Horsepower is a measure of power in the mechanical world much like watts is a measure of power in the electrical world. Horsepower is the product of torque and rpm. Torque is the twisting force and the rpm, how rapidly you can perform this twisting force, determines the power (horsepower). If you lift 550 pounds 1 foot in 1 second you have produced 1 horsepower. If you have a model airplane engine that turns at 10,000 rpm and with suitable gearing it is coupled to a winch and it manages to raise 550 lbs, 1 foot, in 1 second it produced at least 1 horsepower (more, unless you have a no friction perfect gearbox on your winch). A 1725 rpm electrical motor again with suitable gearing connected to the winch lifting 550 lbs, 1 foot, in 1 second also produces 1 horsepower. Obviously torque from the model airplane engine is much lower than the torque on the electric motor, much like the difference between the 20+ hp lawn tractor engine and the 20+ hp compact tractor.

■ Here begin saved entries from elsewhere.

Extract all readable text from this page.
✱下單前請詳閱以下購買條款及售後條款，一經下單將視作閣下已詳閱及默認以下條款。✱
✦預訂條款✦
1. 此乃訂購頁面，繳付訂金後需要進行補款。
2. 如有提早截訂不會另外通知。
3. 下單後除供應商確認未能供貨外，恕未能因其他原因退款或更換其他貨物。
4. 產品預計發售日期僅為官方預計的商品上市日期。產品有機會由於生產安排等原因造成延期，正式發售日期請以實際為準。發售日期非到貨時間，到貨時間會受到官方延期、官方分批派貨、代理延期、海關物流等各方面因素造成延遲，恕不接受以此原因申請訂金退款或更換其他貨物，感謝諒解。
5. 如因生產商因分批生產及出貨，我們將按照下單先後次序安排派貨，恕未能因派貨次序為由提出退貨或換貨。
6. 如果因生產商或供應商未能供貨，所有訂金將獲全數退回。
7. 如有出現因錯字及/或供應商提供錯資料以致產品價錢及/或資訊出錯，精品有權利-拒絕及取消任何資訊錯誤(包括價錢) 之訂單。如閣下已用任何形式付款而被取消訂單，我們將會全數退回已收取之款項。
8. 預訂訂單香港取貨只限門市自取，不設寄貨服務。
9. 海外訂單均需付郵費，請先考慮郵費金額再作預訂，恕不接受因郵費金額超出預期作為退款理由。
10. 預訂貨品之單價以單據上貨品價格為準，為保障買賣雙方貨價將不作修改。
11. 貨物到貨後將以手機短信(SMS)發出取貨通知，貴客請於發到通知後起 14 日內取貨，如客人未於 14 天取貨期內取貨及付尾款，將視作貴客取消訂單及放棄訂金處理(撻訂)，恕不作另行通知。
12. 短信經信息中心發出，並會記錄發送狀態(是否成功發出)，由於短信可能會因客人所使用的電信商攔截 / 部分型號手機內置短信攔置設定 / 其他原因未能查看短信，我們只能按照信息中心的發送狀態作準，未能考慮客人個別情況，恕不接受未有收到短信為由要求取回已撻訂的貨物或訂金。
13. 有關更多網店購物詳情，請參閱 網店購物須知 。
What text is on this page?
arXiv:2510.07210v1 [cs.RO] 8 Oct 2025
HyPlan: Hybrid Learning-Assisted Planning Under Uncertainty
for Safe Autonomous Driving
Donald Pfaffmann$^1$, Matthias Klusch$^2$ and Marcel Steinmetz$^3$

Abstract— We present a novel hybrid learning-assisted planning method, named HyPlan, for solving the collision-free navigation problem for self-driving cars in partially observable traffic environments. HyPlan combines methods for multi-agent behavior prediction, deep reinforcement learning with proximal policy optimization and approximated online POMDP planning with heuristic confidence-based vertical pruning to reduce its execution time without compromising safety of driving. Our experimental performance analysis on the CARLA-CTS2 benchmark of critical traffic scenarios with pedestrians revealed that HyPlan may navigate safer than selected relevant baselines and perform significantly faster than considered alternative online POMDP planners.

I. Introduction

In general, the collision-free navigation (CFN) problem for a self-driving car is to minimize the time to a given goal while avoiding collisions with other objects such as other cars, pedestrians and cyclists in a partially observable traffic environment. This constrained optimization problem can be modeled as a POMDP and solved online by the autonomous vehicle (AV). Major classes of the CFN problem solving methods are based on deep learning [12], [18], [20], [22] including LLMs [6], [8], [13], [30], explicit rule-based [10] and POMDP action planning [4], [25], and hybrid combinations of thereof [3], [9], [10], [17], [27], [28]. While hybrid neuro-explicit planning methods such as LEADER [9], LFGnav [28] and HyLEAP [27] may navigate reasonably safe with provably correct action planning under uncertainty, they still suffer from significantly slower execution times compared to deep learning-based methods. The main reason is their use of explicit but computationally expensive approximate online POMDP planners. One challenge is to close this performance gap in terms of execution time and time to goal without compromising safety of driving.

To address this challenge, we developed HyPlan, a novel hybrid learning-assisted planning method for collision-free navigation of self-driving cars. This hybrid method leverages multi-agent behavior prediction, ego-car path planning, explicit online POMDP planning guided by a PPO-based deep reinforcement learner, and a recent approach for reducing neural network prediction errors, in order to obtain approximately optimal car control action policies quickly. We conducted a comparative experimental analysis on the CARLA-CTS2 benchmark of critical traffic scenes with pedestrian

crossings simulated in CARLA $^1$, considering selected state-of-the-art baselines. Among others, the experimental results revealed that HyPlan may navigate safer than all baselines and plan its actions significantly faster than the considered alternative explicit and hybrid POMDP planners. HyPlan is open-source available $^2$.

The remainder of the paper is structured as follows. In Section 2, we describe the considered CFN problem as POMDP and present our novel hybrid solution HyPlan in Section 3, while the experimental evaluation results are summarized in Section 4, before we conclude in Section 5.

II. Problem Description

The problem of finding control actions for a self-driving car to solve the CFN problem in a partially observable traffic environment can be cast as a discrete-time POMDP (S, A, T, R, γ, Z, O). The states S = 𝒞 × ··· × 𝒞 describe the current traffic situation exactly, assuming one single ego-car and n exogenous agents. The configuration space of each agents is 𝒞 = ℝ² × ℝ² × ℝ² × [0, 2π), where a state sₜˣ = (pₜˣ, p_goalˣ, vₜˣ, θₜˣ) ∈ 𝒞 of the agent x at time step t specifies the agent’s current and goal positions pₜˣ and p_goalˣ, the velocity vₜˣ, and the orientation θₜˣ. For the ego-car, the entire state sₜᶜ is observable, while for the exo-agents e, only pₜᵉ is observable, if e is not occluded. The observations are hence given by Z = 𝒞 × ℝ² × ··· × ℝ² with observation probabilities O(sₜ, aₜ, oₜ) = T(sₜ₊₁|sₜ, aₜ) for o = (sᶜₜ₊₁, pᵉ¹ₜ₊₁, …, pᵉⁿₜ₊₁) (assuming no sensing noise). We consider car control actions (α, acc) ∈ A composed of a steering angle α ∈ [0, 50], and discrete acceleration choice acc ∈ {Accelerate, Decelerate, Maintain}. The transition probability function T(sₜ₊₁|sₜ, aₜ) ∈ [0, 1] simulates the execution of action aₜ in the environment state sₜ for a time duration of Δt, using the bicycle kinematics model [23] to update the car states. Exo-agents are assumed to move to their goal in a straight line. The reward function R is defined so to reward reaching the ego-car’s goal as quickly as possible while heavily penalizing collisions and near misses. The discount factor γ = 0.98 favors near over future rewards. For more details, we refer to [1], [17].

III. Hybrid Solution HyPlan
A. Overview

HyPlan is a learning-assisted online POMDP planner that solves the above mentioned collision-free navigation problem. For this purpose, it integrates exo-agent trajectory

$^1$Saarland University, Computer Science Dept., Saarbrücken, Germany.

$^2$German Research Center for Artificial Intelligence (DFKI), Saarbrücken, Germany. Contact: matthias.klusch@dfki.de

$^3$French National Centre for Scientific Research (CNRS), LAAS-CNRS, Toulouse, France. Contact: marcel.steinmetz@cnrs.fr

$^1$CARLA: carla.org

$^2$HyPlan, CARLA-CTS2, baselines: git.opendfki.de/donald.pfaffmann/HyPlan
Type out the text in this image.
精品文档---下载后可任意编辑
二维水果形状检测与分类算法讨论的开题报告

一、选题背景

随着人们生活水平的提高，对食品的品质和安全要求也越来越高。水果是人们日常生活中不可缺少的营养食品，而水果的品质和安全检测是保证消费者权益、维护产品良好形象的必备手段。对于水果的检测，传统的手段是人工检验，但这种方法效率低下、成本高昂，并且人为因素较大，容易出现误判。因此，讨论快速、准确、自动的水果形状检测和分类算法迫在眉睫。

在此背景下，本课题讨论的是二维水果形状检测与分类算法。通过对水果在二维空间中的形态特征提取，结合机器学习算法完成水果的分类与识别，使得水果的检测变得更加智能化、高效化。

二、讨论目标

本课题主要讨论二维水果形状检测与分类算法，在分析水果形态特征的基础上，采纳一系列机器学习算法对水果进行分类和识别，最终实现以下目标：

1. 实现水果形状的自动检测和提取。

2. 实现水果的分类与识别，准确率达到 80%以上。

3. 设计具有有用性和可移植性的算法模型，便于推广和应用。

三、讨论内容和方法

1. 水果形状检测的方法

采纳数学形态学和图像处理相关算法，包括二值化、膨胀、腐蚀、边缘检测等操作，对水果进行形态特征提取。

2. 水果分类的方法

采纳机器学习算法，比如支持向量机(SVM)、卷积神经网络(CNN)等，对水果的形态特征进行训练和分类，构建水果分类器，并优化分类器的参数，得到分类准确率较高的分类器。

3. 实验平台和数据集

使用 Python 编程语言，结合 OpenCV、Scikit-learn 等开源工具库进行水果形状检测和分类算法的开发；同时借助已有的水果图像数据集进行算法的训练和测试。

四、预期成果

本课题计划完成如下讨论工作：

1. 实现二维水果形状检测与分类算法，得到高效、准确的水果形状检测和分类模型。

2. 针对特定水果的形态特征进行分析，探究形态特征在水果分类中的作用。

Then there are muddling factors like gross hp ratings vs net hp ratings. The garden tractor manufacturer may have quoted a gross hp output at the flywheel, where as the FEL may have quoted net hp at the draw bar or PTO. It was this marketing nonsense and liberties that created the Nebraska testing laboratory in the early days of ag tractor manufacturing. Add to that the durability factor i.e. how long can that engine generate that 20+ hp and not self destruct, and things get rather confusing.
As a kid growing up we would see that the Chevy 283 V8 was rated at a 195 hp. Yet my dad's 400 cubic inch IH 856 was only 100 hp. What's up with that? One thing, the rpm at which those horsepower outputs had occurred, another how long can you keep that up?
Yes I am sure that the 283 V8 installed in a tractor suitably geared to the transmission would indeed pull 100 possibly 150 horsepower but I daresay that a few days of pulling the field cultivator would leave you with a smoking ruin of an engine, as sustaining the power output to put a 100+ draw bar horsepower on the field cultivator would overstress pistons, valves, etc. to point of failure. If you ballasted the 20+ hp garden tractor sufficiently you could pull that scaled down land plane almost as well as the 20+ hp Kabota. But the Kabota will be doing it long after the garden tractor shucked a rod or blew a transmission.